Anreiter I., Allen AM., Vasquez OE., To L., Douglas SJ., Alvarez JV., Ewer J., Sokolowski MB.
The foraging (for) gene has been extensively studied in many species for its functions in development, physiology, and behavior. It is common for genes that influence behavior and development to be essential genes, and for has been found to be an essential gene in both fruit flies and mammals, with for mutants dying before reaching the adult stage. However, the biological process underlying the lethality associated with this gene is not known.

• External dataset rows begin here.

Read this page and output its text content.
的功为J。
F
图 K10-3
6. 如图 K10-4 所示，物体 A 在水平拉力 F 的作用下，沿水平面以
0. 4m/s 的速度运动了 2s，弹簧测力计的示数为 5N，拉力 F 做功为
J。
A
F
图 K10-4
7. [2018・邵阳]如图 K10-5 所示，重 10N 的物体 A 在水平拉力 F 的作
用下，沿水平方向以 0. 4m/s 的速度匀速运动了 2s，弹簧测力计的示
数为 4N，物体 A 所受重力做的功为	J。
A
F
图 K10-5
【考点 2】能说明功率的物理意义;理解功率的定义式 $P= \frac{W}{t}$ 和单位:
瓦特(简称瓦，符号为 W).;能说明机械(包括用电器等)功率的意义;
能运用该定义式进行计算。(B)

Here, we show that in Drosophila melanogaster, some but not all gene products of for are essential for survival. Specifically, we show that promoter 3 of for, but not promoters 1, 2, and 4 are required for survival past pupal stage. We use full and partial genetic deletions of for, and temperature-restricted knock-down of the gene to further investigate the stage of lethality. While deletion analysis shows that flies lacking for die at the end of pupal development, as pharate adults, temperature-restricted knock-down shows that for is only required at the start of pupal development, for normal adult emergence (AE) and viability. We further show that the inability of these mutants to emerge from their pupal cases is linked to deficiencies in emergence behaviors, caused by a possible energy deficiency, and finally, that the lethality of for mutants seems to be linked to protein isoform P3, transcribed from for promoter 3.